Antidepressant Effect
The Silexan group had a significantly greater decrease in
MADRS total score than the placebo group at study end (P < 0.001, one-sided
ANCOVA). Silexan showed a statistically significant advantage over placebo from
week four until treatment end. Responder rates were higher in the Silexan group
(40.3%) than in the placebo group (32.1%), and significantly more patients in
the Silexan group (46.5%) than the placebo group (34%) were in remission (P =
0.02, two-sided chi-square test). HADS depression subscore decreased in both
groups. Subgroup analyses of HAMA and MADRS scores revealed that patients with
more severe symptoms at baseline had greater improvement with Silexan.

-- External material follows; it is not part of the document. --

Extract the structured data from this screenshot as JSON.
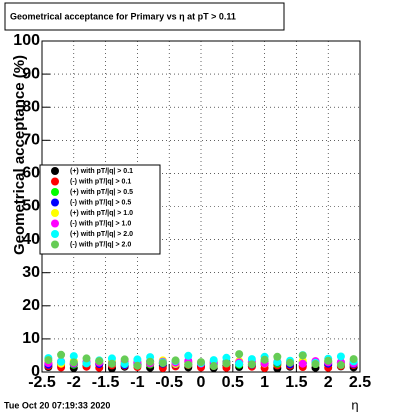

Significantly more patients in the Silexan group than the
placebo group had a reduction of illness severity in at least two categories on
the CGI (P < 0.01, two-sided chi-square test), and the number of patients
assessed as much or very much improved on the CGI was significantly greater in
the Silexan group (P < 0.01, two-sided chi-square test). Improvements in
daily living skills were significantly more pronounced in the Silexan group
than the placebo group based on SDS total score (P < 0.01, two-sided
t-test), and all SDS subscores (P < 0.05, two-sided t-tests). SF-36 physical
and mental health total scores were significantly more improved in the Silexan
group than in the placebo group (P = 0.01 and P < 0.01, respectively,
two-sided t-tests). The greatest benefits were observed in improving general
health, vitality, role-emotional (i.e., limitations due to emotional problems),
mental health, social functioning, and bodily pain (P ≤ 0.05 for all, two-sided
t-tests).
The authors concluded that “in patients suffering from MADD
according to ICD-10 criteria, Silexan has an anxiolytic and antidepressant
effect that leads to an improvement of impaired daily living skills and
health-related quality of life and it was very well tolerated.” The
pre-determined standards for clinical relevance based on the CGI were met,
indicating that Silexan had significant benefits in terms of reducing illness
severity and global improvement. The homogenous ethnicity and age of the study
population and the preponderance of female patients may limit the
generalization of the results, as it is not clear whether this sample
population was truly representative of patients diagnosed with MADD. Therefore,
the study should be repeated with other populations. The degree to which
illness severity at baseline may impact the efficacy of Silexan is unclear and
should be explored in future studies as well.
This study fulfilled all of the Consolidated Standards of
Reporting Trials (CONSORT) of herbal interventions criteria, with detailed
reporting of all items except the chemical characterization of Silexan.